Les riders aiment le contact du public. S’ils réalisent des prouesses pour eux-mêmes, ils apprécient aussi de montrer leurs talents à un public souvent de passage. Les slalomeurs aiment que les passants s’arrêtent pour les regarder, leur disent quelques mots, les complimentent. Les streeters font de même, mais ils sont moins bien perçus, parce qu’ils font peur, qu’ils ont l’air moins « sages », que leur pratique est plus engagée physiquement, qu’elle est moins facilement compréhensible au premier abord. Qu’elle revêt des codes qui ne sont pas identifiable rapidement.
Le modèle traditionnel n’est pas mort, il se retrouve simplement face à des demandes alternatives.
Ainsi, la construction d’un équipement sportif n’est pas une réponse suffisante à une nouvelle demande de loisir à caractère sportif. Par définition, un skatepark est un lieu de pratique fixe, réglementé qui ne répondra que partiellement aux demandes des riders. De plus, un park ne va intéresser que les patineurs street qui ne représentent qu’environ 15% des pratiquants.

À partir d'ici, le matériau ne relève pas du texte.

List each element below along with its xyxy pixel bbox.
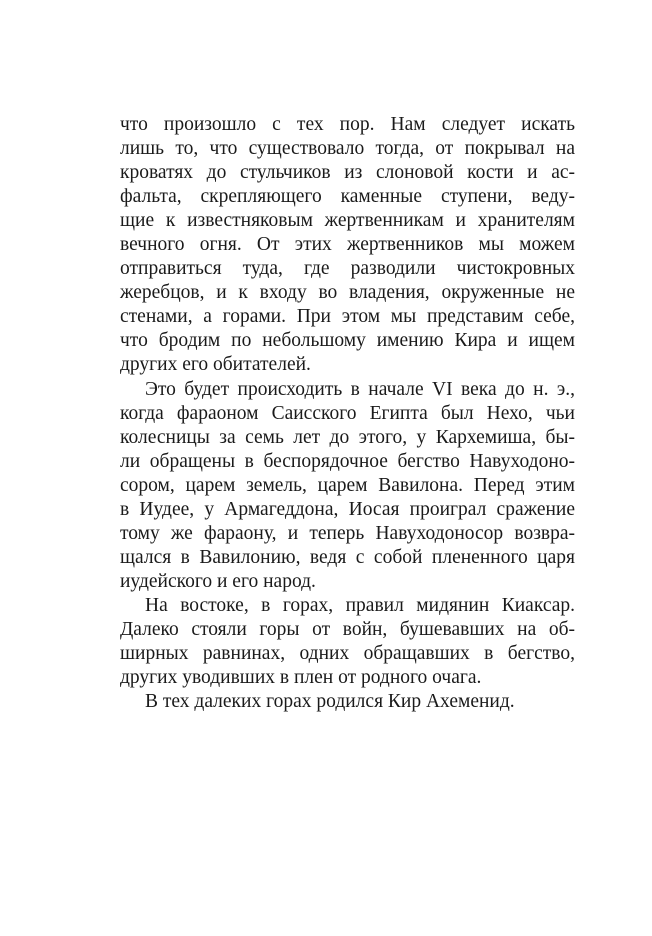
paragraph-first-line: Это будет происходить в начале VI века до н. э., [145,378,575,400]
text-line: фальта, скрепляющего каменные ступени, веду- [120,186,575,208]
text-line: тому же фараону, и теперь Навуходоносор возвра- [120,522,575,544]
paragraph-first-line: В тех далеких горах родился Кир Ахеменид. [145,691,515,713]
text-line: что произошло с тех пор. Нам следует искать [120,114,575,135]
text-line: когда фараоном Саисского Египта был Нехо, чьи [120,402,575,424]
text-line: иудейского и его народ. [120,570,316,592]
text-line: стенами, а горами. При этом мы представим себе, [120,306,575,328]
text-line: ли обращены в беспорядочное бегство Навуходоно- [120,450,575,472]
text-line: отправиться туда, где разводили чистокровных [120,258,575,280]
text-line: сором, царем земель, царем Вавилона. Перед этим [120,474,575,496]
text-line: что бродим по небольшому имению Кира и ищем [120,330,575,352]
text-line: щался в Вавилонию, ведя с собой плененного царя [120,546,575,568]
text-line: Далеко стояли горы от войн, бушевавших на об- [120,618,575,640]
text-line: в Иудее, у Армагеддона, Иосая проиграл сражение [120,498,575,520]
text-line: лишь то, что существовало тогда, от покрывал на [120,138,575,160]
text-line: других его обитателей. [120,354,311,376]
text-line: щие к известняковым жертвенникам и хранителям [120,210,575,232]
text-line: колесницы за семь лет до этого, у Кархемиша, бы- [120,426,575,448]
text-line: жеребцов, и к входу во владения, окруженные не [120,282,575,304]
text-line: вечного огня. От этих жертвенников мы можем [120,234,575,256]
body-text [120,113,575,714]
text-line: других уводивших в плен от родного очага. [120,667,482,689]
text-line: ширных равнинах, одних обращавших в бегство, [120,643,575,665]
paragraph-first-line: На востоке, в горах, правил мидянин Киаксар. [145,594,575,616]
text-line: кроватях до стульчиков из слоновой кости и ас- [120,162,575,184]
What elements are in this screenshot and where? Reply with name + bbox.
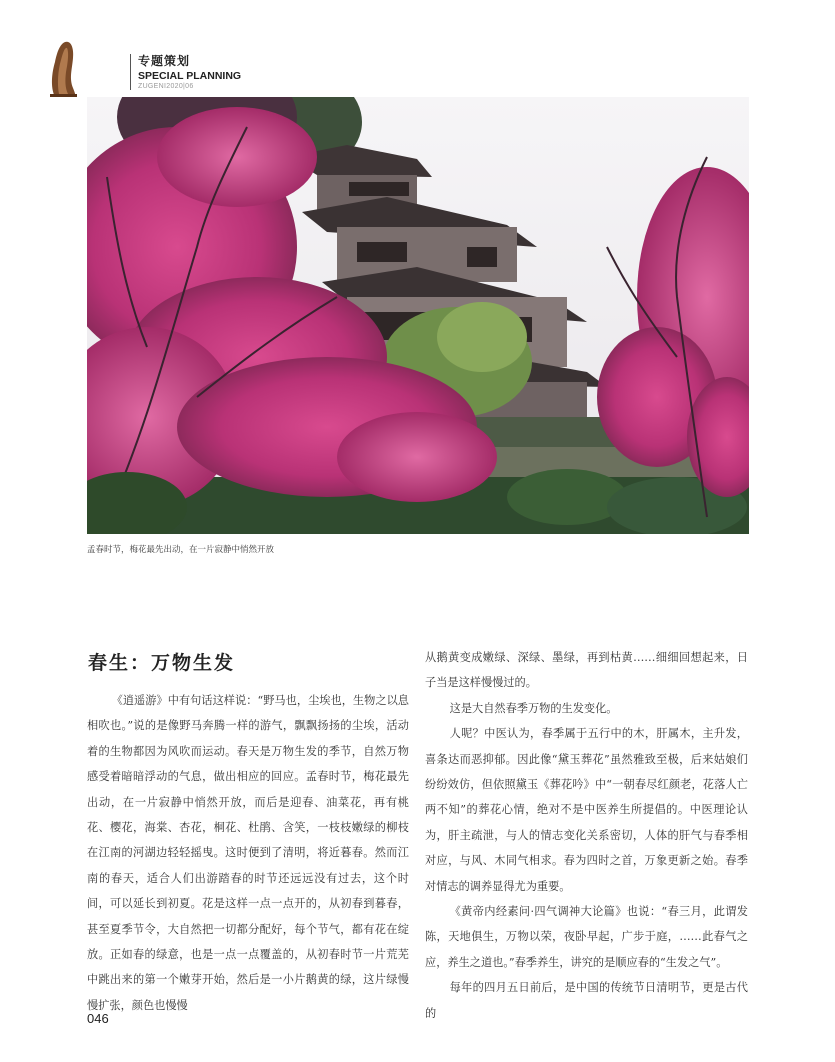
logo-icon	[46, 40, 80, 98]
photo-caption: 孟春时节，梅花最先出动，在一片寂静中悄然开放	[87, 545, 275, 555]
section-title-en: SPECIAL PLANNING	[138, 70, 242, 82]
article-title: 春生：万物生发	[88, 652, 236, 674]
page-header	[46, 40, 346, 100]
header-divider	[130, 54, 131, 90]
plum-blossom-photo	[87, 97, 749, 534]
paragraph: 从鹅黄变成嫩绿、深绿、墨绿，再到枯黄……细细回想起来，日子当是这样慢慢过的。	[425, 651, 748, 690]
paragraph: 《逍遥游》中有句话这样说：“野马也，尘埃也，生物之以息相吹也。”说的是像野马奔腾一样的游气，飘飘扬扬的尘埃，活动着的生物都因为风吹而运动。春天是万物生发的季节，自然万物感受着暗暗浮动的气息，做出相应的回应。孟春时节，梅花最先出动，在一片寂静中悄然开放，而后是迎春、油菜花，再有桃花、樱花，海棠、杏花，桐花、杜鹃、含笑，一枝枝嫩绿的柳枝在江南的河湖边轻轻摇曳。这时便到了清明，将近暮春。然而江南的春天，适合人们出游踏春的时节还远远没有过去，这个时间，可以延长到初夏。花是这样一点一点开的，从初春到暮春，甚至夏季节令，大自然把一切都分配好，每个节气，都有花在绽放。正如春的绿意，也是一点一点覆盖的，从初春时节一片荒芜中跳出来的第一个嫩芽开始，然后是一小片鹅黄的绿，这片绿慢慢扩张，颜色也慢慢	[87, 694, 409, 1012]
issue-code: ZUGENI2020|06	[138, 83, 194, 90]
paragraph: 人呢？中医认为，春季属于五行中的木，肝属木，主升发，喜条达而恶抑郁。因此像“黛玉葬花”虽然雅致至极，后来姑娘们纷纷效仿，但依照黛玉《葬花吟》中“一朝春尽红颜老，花落人亡两不知”的葬花心情，绝对不是中医养生所提倡的。中医理论认为，肝主疏泄，与人的情志变化关系密切，人体的肝气与春季相对应，与风、木同气相求。春为四时之首，万象更新之始。春季对情志的调养显得尤为重要。	[425, 727, 748, 893]
section-title-cn: 专题策划	[138, 54, 191, 68]
page-number: 046	[87, 1011, 109, 1026]
paragraph: 《黄帝内经素问·四气调神大论篇》也说：“春三月，此谓发陈，天地俱生，万物以荣，夜卧早起，广步于庭，……此春气之应，养生之道也。”春季养生，讲究的是顺应春的“生发之气”。	[425, 905, 748, 969]
article-column-left	[87, 688, 409, 1018]
paragraph: 每年的四月五日前后，是中国的传统节日清明节，更是古代的	[425, 981, 748, 1020]
plum-blossom-pagoda-photo-icon	[87, 97, 749, 534]
paragraph: 这是大自然春季万物的生发变化。	[449, 701, 618, 715]
article-column-right	[425, 645, 748, 1026]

Différences de perception en fonction de la pratique

Pour schématiser, on pourrait distinguer 2 familles de pratiques : celles qui sont rapidement compréhensibles par le grand public, parce qu’elles ont des traits communs avec le monde sportif fédéral, et celles qui ne le sont pas parce leurs codes ne rentrent pas dans ce cadre institutionnel et que le public ne dispose pas des outils suffisants pour les decrypter.

Les pratiques à caractère sportif et compétitif

Les pratiques fédérales « traditionnelles », les plus anciennes, sont celles qui sont le plus facilement identifiables et interprétables par le grand public, parce qu’elles reposent sur des normes et des valeurs communes avec de nombreux autres sports connus de tous : un réglement, un lieu de pratique défini, des compétitions structurées, des performances mesurables…

Equipe de France de roller hockey
Roller hockey

le patinage artistique et la danse qui se pratiquent en lieu clos avec un règlement très précis et une forte codification. Sa ressemblance avec le patinage artistique sur glace, bien connu du grand public, facilite sa compréhension.

le Roller-In-Line-Hockey et le rink-hockey, se pratiquent également en lieu clos, normé, avec un arbitre, un règlement précis. Ils proposent des championnats structurés. Là encore, les similarités avec le patinage sur glace et des règles relativement abordables le rendent compréhensible par un grand nombre de personnes.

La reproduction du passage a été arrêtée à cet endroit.